Akar, yeni sistemin TSK açısından harbin değişen doğasına uyum sağlanması, profesyonel/yükümlü askerlik dengesinin temin edilmesi, tüm vatandaşlar tarafından genel askeri eğitimin alınmasının sağlayacağı getiriler, TSK'nın tarihsel vasfı olan halkın farklı kesimlerinden oluşmasının devam edecek olması, operasyonel kapasitenin artması ve caydırıcılığa katkı sağlanması, yedek astsubaylık sistemi ile insan kaynaklarının etkin kullanımı ve bedelli geliriyle TSK ihtiyaçlarının karşılanması hususlarının önemli faydalar sağlayacağı; genel kamusal faydalar açısından ise askerliğin kısalması ve eşitlenmesinin getirdiği avantajlar, vatandaşa sunulan opsiyonların artması, fırsat eşitliğinin sağlanması, TSK'da istihdam imkanlarının artırılması, öğrenim hakkı güvencesinin temin edilmesi, askerliğin sosyal yardımlarla ödüllendirilmesi, planlanabilir/öngörülebilir bir sistem ile insan kaynakları israfının engellenmesi gibi faydalarının olacağını da belirtti.
Türkiye'nin çevresinde önemli gelişmelerin, çatışmaların, belirsizlik ve istikrarsızlıkların olduğuna dikkati çeken Bakan Akar, birlik ve beraberliğin önemine değinerek, "Ülkemiz, milletimiz için ne yapmamız gerekiyorsa, görevimizin en iyisini yapmaya çalışıyoruz.
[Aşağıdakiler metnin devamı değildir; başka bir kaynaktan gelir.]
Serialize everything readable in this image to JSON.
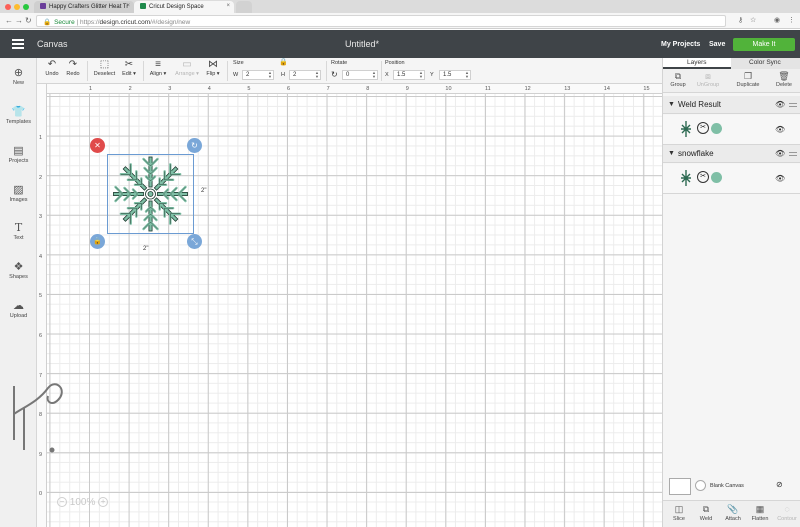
{
  "browser": {
    "tabs": [
      {
        "title": "Happy Crafters Glitter Heat Tr",
        "close": "×"
      },
      {
        "title": "Cricut Design Space",
        "close": "×"
      }
    ],
    "url": {
      "secure_label": "Secure",
      "separator": "|",
      "scheme": "https://",
      "host": "design.cricut.com",
      "path": "/#/design/new"
    }
  },
  "header": {
    "section": "Canvas",
    "project_title": "Untitled*",
    "my_projects": "My Projects",
    "save": "Save",
    "make_it": "Make It"
  },
  "toolbar": {
    "undo": "Undo",
    "redo": "Redo",
    "deselect": "Deselect",
    "edit": "Edit ▾",
    "align": "Align ▾",
    "arrange": "Arrange ▾",
    "flip": "Flip ▾",
    "size_label": "Size",
    "w_label": "W",
    "w_value": "2",
    "h_label": "H",
    "h_value": "2",
    "rotate_label": "Rotate",
    "rotate_value": "0",
    "position_label": "Position",
    "x_label": "X",
    "x_value": "1.5",
    "y_label": "Y",
    "y_value": "1.5"
  },
  "sidebar": {
    "items": [
      {
        "label": "New",
        "icon": "plus-circle-icon"
      },
      {
        "label": "Templates",
        "icon": "tshirt-icon"
      },
      {
        "label": "Projects",
        "icon": "projects-icon"
      },
      {
        "label": "Images",
        "icon": "image-icon"
      },
      {
        "label": "Text",
        "icon": "text-icon"
      },
      {
        "label": "Shapes",
        "icon": "shapes-icon"
      },
      {
        "label": "Upload",
        "icon": "cloud-upload-icon"
      }
    ]
  },
  "rulers": {
    "top": [
      "1",
      "2",
      "3",
      "4",
      "5",
      "6",
      "7",
      "8",
      "9",
      "10",
      "11",
      "12",
      "13",
      "14",
      "15"
    ],
    "left": [
      "1",
      "2",
      "3",
      "4",
      "5",
      "6",
      "7",
      "8",
      "9",
      "0"
    ]
  },
  "selection": {
    "width_label": "2\"",
    "height_label": "2\"",
    "snowflake_color": "#7fbfa6"
  },
  "zoom": {
    "minus": "−",
    "value": "100%",
    "plus": "+"
  },
  "layers_panel": {
    "tabs": [
      "Layers",
      "Color Sync"
    ],
    "actions": [
      {
        "label": "Group",
        "enabled": true
      },
      {
        "label": "UnGroup",
        "enabled": false
      },
      {
        "label": "Duplicate",
        "enabled": true
      },
      {
        "label": "Delete",
        "enabled": true
      }
    ],
    "groups": [
      {
        "name": "Weld Result",
        "color": "#7fbfa6"
      },
      {
        "name": "snowflake",
        "color": "#7fbfa6"
      }
    ],
    "blank_canvas_label": "Blank Canvas",
    "bottom_actions": [
      {
        "label": "Slice",
        "enabled": true
      },
      {
        "label": "Weld",
        "enabled": true
      },
      {
        "label": "Attach",
        "enabled": true
      },
      {
        "label": "Flatten",
        "enabled": true
      },
      {
        "label": "Contour",
        "enabled": false
      }
    ]
  },
  "colors": {
    "header_bg": "#3f4448",
    "make_it_green": "#51b33a",
    "delete_handle": "#e04b4b",
    "handle_blue": "#7aa7d8"
  }
}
Elimizden gelen gayreti gösteriyoruz" diye konuştu.
Akar, 780 bin kilometrekare vatan toprağı, 462 bin kilometrekare "Mavi Vatan" ile bunların hava sahalarının korunması ve kollanması için faaliyetlerini aralıksız sürdürdüklerini belirterek, "82 milyonluk asil milletimizin güvenliğini, rahatını, huzurunu sağlamak için gece-gündüz, dağ-bayır demeden çalışmalarımız devam ediyor. Mehmetçik her türlü gayreti göstererek yeri geldiği zaman ter, yeri geldiği zaman kan dökerek kendisine verilen görevi ciddiyet ve samimiyetle yerine getirmeye çalışıyor" ifadesini kullandı. Türkiye'nin hudutlarına ve halkına karşı ciddi risk, tehdit ve tehlikelerin olduğunu belirten Bakan Akar, şunları söyledi:
"Bunlara karşı mücadelemizi aralıksız sürdürüyoruz. Bunun birincisi FETÖ. Çünkü en tehlikeli düşman, en yakın düşmandır. FETÖ'nün içimizden temizlenmesi için elimizden gelen gayreti gösterdik, göstermeye devam ediyoruz. FETÖ ile ilgili 15 Temmuz'dan itibaren bugüne kadar 16 bin 677 ihraç var. 7 bin 335 personel hakkında adli, idari işlem devam ediyor. Ayrıca Bakan onayı ile 1567 personel de idari sebeplerle Silahlı Kuvvetlerle ilişiği kesildi. Bu mücadele bitti mi? Hayır, bitmedi, devam ediyor. Nasıl devam ediyor? Tamamen içinde bulunduğumuz kurallar çerçevesinde. Kurallar da, yeni bilgi, belge veri çıktığı takdirde yargı ile koordineli, ilgili komutanlıklarla koordineli bir şekilde bunların gereği aksaksız, eksiksiz, aynı tempo, şiddetle yapılıyor. Bakanlık olarak olayları yakınen takip ediyoruz, yasal yönden, idari yönden yapılması gereken ne varsa bunların aksaksız ve eksiksiz Milli Savunma Bakanlığı bünyesindeki bütün kurum, kuruluş ve birliklerde aynı şekilde, şiddetle, tempoda yapılması için her türlü tedbiri aldık, almaya devam ediyoruz. Burada bir farklılık, bizim buna müsaade etmemiz söz konusu değil."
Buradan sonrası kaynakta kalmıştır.